To report Roadside Tree, Vegetation and Brush Concerns along County-maintained roads, click here and choose the link with the "Roadside Tree etc" name (& pine tree icon) under "Submit a Road Maintenance Request." To report problems on private roads, see first paragraph above.
Talking to your neighbors about defensible space - helpful PDF from Fire Safe Council with good tips on getting neighbors to buy into the idea of fire safety. Also see It's the Law! (pdf from Cascade Shores Firewise Committee)
The document described above, "What If Your 100 Feet of Defensible Space etc.", should answer most people's questions and concerns. But if you really want to get into the weeds (bad pun, sorry!), see below for details about local codes and ordinances.
The County of Nevada has a hazardous vegetation ordinance, entitled Nuisance Declared; Duty to Abate Hazardous Vegetation and Combustible Material (Click #7.4) which requires defensible space around habitable structures (100 feet) as well as along roadways 10 feet wide and 15 feet high) beyond the shoulder of roadways (both sides) that serve as primary ingress and egress routes. Here's the County Code for Private Driveway Construction Standards
California has state standard PRC 4291, but its requirements are incorporated into the Nevada County ordinance, so you do not need to consult state standards unless you really want to know exactly what they are. (The definitions of terms used in 4291 are at PRC 4211).
Nevada County Consolidated Fire District has standards for Fire Protection Water Supply Systems. If you want to install a tank for potential use by firefighters (not for personal, home or agricultural water), it must meet the standards.
If you live within the city limits of Grass Valley or Nevada City, the Nevada County vegetation ordinance does not apply to you. The specific weed abatement ordinances are below, but we strongly suggest you read "What If Your 100 Feet of Defensible Space etc.", described at the top of this page. It has a section on all the requirements that are applicable to city residents. These requirements must be met by May 1 of every year (since Mother Nature keeps coming back).
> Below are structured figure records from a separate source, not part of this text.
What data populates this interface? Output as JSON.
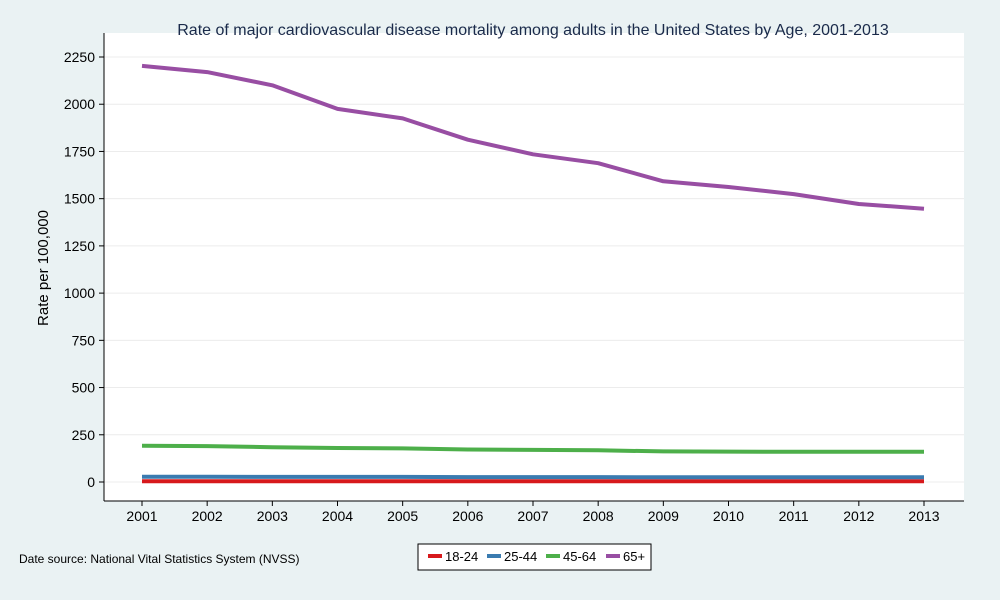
{
  "chart_data": {
    "type": "line",
    "title": "Rate of major cardiovascular disease mortality among adults in the United States by Age, 2001-2013",
    "xlabel": "",
    "ylabel": "Rate per 100,000",
    "x": [
      "2001",
      "2002",
      "2003",
      "2004",
      "2005",
      "2006",
      "2007",
      "2008",
      "2009",
      "2010",
      "2011",
      "2012",
      "2013"
    ],
    "yticks": [
      0,
      250,
      500,
      750,
      1000,
      1250,
      1500,
      1750,
      2000,
      2250
    ],
    "ylim": [
      -100,
      2350
    ],
    "grid": true,
    "legend_position": "bottom",
    "series": [
      {
        "name": "18-24",
        "color": "#d7191c",
        "values": [
          4,
          4,
          4,
          4,
          4,
          4,
          4,
          4,
          4,
          4,
          4,
          4,
          4
        ]
      },
      {
        "name": "25-44",
        "color": "#3a7bb0",
        "values": [
          28,
          28,
          27,
          27,
          27,
          26,
          26,
          26,
          25,
          25,
          25,
          25,
          25
        ]
      },
      {
        "name": "45-64",
        "color": "#4daf4a",
        "values": [
          192,
          190,
          184,
          180,
          178,
          172,
          170,
          168,
          162,
          161,
          160,
          160,
          160
        ]
      },
      {
        "name": "65+",
        "color": "#984ea3",
        "values": [
          2203,
          2170,
          2100,
          1975,
          1925,
          1812,
          1735,
          1688,
          1592,
          1562,
          1524,
          1472,
          1447
        ]
      }
    ]
  },
  "footnote": "Date source: National Vital Statistics System (NVSS)"
}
Grass Valley's Vegetation Management Ordinance has been updated for 2023. As of June 23, the new code is not on the City's website of codes and ordinances. Here is the new code in a 6-page PDF, from Article II, 8.16.200 through 8.16.320, plus Article V, Violations-Penalty.
Link to all Nevada County Ordinances: http://qcode.us/codes/nevadacounty/
Link to all City of Grass Valley Ordinances: https://library.municode.com/ca/grass_valley/codes/code_of_ordinances
Link to all Nevada City Ordinances: https://library.municode.com/ca/nevada_city/codes/code_of_ordinances
State law AB38 says that houses being sold in a high or very high fire hazard severity zone (which means 92% of Nevada County) require "documentation of a compliant Defensible Space Inspection." Cal Fire and the Nevada County Board of Realtors/California Association of Realtors interpret this law in two different ways.
Nevada County Association of Realtors (NCAOR) and the California Association of Realtors do not believe that Nevada County homes are required to get an inspection.
You can watch presentations given at the August 2022 Coalition meeting here. Click the tiny words "SHOW MORE" under the video screen -- you will see hotlinks that jump you to the AB38 presentations by Cal Fire's Joseph Santos and by Teresa Dietrich, Legislative chair, NCAOR. Teresa's Powerpoint PDF is here.
The Coalition does not take a position on this issue and cannot answer your questions on AB38 compliance -- please ask your real estate agent.